Businesses hire character.
“Time-management” is the buzz word that career gurus like to throw at athletes. The emphasis on this skill usually causes an internal eye-roll or involuntary twitch because, for the athlete, time-management is a way of life. Balancing practice, academics, friends, and work–usually on a regimen of minimal sleep and maximum caffeine–is survival. But that fact of survival does not lessen the importance of owning one’s ability to divvy up hours, minutes, and seconds to their maximum potential.
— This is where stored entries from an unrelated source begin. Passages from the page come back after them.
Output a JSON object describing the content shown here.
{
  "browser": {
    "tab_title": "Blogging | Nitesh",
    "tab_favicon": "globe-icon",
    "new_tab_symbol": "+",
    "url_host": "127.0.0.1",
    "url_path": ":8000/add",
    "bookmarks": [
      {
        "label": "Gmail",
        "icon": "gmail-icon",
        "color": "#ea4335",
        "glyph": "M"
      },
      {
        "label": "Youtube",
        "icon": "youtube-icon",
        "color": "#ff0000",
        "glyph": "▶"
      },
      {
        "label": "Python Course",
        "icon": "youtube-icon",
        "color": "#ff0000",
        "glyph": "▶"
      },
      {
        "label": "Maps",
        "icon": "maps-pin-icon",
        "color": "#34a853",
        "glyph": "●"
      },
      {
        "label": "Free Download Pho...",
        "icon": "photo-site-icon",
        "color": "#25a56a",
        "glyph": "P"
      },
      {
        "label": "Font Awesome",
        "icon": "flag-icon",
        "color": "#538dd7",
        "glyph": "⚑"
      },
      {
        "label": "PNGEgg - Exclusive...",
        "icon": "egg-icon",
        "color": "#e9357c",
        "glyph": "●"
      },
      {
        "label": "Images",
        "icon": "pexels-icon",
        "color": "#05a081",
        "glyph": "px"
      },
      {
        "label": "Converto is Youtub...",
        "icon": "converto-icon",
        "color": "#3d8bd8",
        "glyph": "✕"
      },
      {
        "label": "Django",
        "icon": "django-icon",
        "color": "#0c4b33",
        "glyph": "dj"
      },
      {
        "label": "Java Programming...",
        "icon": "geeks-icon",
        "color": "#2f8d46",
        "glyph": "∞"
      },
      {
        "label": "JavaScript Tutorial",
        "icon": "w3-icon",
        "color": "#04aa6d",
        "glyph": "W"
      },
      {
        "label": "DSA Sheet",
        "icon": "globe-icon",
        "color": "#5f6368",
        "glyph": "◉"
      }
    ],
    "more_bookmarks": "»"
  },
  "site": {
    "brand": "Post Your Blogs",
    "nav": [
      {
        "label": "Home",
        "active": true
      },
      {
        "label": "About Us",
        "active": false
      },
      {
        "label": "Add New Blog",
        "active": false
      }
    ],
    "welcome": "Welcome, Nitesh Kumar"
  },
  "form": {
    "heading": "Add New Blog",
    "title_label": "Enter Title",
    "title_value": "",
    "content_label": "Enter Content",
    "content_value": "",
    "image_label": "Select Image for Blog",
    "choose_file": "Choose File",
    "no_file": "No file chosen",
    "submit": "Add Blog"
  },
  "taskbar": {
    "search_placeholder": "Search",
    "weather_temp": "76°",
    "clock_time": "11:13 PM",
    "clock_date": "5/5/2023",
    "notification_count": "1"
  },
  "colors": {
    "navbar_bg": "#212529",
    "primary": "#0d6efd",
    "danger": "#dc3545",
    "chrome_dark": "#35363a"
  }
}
However, by the time of graduation, even the average student has developed a modicum of organizational skill. So what more does the college athlete have to offer?
1) Competitive Edge
The athlete’s intuition, sharpened by years of training, quickly discerns the strengths and weaknesses of an opponent. Being able to identify the best way to attack a problem, and having the confidence and drive to triumph, distinguishes an athlete from lukewarm candidates who struggle to take initiative.
2) Collaboration
Every team has its problems and personalities that must be addressed. To reach the end of the season, each team member must cultivate an attitude of respect and patience towards others that enables the whole group to achieve its goal. Like a team, no workplace is perfect, and having employees who can manage diverse personalities is invaluable for the efficacy of projects.
3) Innovation
Every season comes with a new set of challenges, and the same tired methods do not always resolve them. Athletes invent new ways to strengthen themselves in practice, to constructively confront problems between teammates, and to get the whole group pumped up for a competition. Athletes bring dynamic and creative energy to every undertaking.
4) Accountability
Coaches may be tyrannical at times, but they will still treat their athletes like adults. The athlete is the one responsible for getting to practice, putting in the effort, and going the extra mile to be the best. An athlete’s sense of personal responsibility, and the integrity to admit a mistake and grow from it, demonstrates an invaluable maturity.
If you are an athlete, you will inevitably ask yourself someday: What is the point?
The answer should be obvious by now: You are the point.
The next step of being a college athlete is taking the time you have invested in yourself over the years and channelling it into a career. Be able to articulate the experiences and the skills you have learned, and you will find that being a college athlete takes you places in the world you never expected to go.